THE United States has set in motion a plan to “collapse the Zimbabwean economy overnight” by restricting US dollar imports into the country, The Sundaymail has reported.
Part of this plot involves violent street protests against the scheduled introduction of bond notes aimed at easing US dollar cash shortages that began in April 2016. However, US Zimbabwe Embassy spokesperson Ms Karen Kelly could not be reached for comment yesterday.
But Finance and Economic Development Ministry and Reserve Bank of Zimbabwe officials told our Harare Bureau they had received information that the protests were tailored to force the RBZ to abandon bond notes.
And once the bond notes are shelved, the sources said, Washington would impose restrictions on greenbacks finding their way into Zimbabwe.
In 2015, the Bank of America stopped supplying currency to Angola and South Africa, arguing lax regulations there provided fertile ground for money laundering. This shook Angola’s economy, which, however, quickly absorbed the shock with its currency, the kwanza.
A source said, “All these demonstrations calling on authorities to abandon the bond note idea are part of a calculated plot to collapse the economy overnight. They envisage a situation where Zimbabwe will just wake up one morning and the US would have banned importation of US dollars into Zimbabwe.
“Those Western-sponsored protests against bond notes over the past two months were aimed at derailing Government efforts to have a fall-back currency. In the event that we do not have a fall-back currency in circulation and the West puts restrictions on exporting its currency to Zimbabwe, there will be total anarchy.”
Another added, “We could wake up without a currency to do trade (with). Bond notes will act as a cushion to avoid such a scenario if we are economically sabotaged. They have tried to propagate the anti-bond notes stance by purporting that by introducing bond notes, Government will be bringing back the Zimbabwe dollar through the backdoor.
“This is all because the West understands that once we have a fall-back currency, they cannot cripple the economy overnight. Bond notes will act as a cushioning currency if their intended plan to restrict exportation of the US dollar to Zimbabwe (goes ahead). The agenda is known.”
Finance Minister Patrick Chinamasa could not be reached for comment, while RBZ Governor Dr John Mangudya would only say, “Preparation for introduction of the bond notes is progressing well and remains work in progress.”
University of Zimbabwe Economics lecturer Mr Edgar Muhoyi said: “The ban will be a major blow to the economy and will serve to worsen the liquidity crisis. Most transactions in Zimbabwe are carried out in hard cash, so we will clearly spiral into a crisis.
“Taken against the background that Zimbabwe is not exporting much, we would have no avenue of bringing in hard currency into the economy. The restrictions can be managed if we were exporting a lot, but that is not the case as it stands.

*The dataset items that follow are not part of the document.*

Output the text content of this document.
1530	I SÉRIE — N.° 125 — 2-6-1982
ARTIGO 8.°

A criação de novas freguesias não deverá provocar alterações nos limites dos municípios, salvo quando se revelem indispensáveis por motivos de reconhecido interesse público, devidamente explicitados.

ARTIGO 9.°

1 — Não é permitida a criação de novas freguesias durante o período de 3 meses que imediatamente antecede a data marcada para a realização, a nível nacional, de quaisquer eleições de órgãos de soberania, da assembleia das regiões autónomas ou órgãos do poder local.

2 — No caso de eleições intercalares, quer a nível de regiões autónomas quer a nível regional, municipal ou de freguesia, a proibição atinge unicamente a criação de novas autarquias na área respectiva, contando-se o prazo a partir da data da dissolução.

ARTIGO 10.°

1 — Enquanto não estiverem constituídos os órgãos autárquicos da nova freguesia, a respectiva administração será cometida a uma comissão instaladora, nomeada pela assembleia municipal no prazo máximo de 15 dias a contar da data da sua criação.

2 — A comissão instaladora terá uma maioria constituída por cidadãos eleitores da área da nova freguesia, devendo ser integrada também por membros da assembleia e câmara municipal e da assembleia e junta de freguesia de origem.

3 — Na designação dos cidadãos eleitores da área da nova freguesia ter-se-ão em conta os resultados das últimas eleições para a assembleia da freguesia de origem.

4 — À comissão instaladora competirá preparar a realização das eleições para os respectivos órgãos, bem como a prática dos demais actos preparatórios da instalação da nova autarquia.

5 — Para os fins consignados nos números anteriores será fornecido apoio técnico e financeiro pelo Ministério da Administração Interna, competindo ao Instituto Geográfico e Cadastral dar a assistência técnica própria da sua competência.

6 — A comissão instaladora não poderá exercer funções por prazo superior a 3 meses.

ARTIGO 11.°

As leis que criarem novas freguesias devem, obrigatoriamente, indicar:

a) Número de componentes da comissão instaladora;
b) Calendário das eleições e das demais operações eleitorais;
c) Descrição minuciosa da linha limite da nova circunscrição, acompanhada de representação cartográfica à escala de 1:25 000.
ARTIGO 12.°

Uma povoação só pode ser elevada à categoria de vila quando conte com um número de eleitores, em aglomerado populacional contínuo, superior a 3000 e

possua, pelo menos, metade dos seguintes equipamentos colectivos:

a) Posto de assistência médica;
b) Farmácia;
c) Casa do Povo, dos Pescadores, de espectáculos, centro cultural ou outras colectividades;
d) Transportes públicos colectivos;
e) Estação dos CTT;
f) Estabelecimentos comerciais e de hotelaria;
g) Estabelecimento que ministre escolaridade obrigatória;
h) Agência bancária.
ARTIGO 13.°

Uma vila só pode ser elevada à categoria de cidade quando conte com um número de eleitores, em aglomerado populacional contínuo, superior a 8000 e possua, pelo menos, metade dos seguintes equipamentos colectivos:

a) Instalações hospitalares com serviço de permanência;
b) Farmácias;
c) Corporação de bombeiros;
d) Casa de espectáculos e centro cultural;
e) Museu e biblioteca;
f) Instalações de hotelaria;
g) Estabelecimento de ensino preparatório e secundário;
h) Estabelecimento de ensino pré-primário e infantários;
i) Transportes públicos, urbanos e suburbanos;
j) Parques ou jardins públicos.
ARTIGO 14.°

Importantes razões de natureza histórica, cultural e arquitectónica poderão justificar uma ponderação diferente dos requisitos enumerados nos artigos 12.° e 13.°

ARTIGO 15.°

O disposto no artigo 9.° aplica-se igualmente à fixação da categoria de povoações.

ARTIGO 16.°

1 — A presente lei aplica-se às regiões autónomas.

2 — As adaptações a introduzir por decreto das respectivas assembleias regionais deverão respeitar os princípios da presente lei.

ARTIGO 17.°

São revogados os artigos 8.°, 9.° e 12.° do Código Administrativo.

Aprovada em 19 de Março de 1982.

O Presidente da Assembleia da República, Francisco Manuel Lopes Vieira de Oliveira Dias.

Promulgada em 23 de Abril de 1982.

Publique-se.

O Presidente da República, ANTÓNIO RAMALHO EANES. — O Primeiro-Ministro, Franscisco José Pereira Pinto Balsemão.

Our financial sector will collapse as a result of the shortage of liquidity in the economy.”
Zimbabwe introduced the multi-currency system in January 2009 following the collapse of the Zimbabwe dollar which had been pummelled by hyperinflation in 2007-8.
That currency basket has the South African rand, British pound, US dollar, Chinese yuan, euro, Botswana pula, Indian rupee, Japanese yen and Australian dollar. However, the US dollar, being the globe’s dominant medium of exchange, attracts the greatest demand both domestically and regionally. This and externalisation, a high trade deficit and a diminishing savings culture have precipitated US dollar cash shortages. The RBZ is importing at least US$10 million weekly and wants to introduce bond notes to help ease the shortages.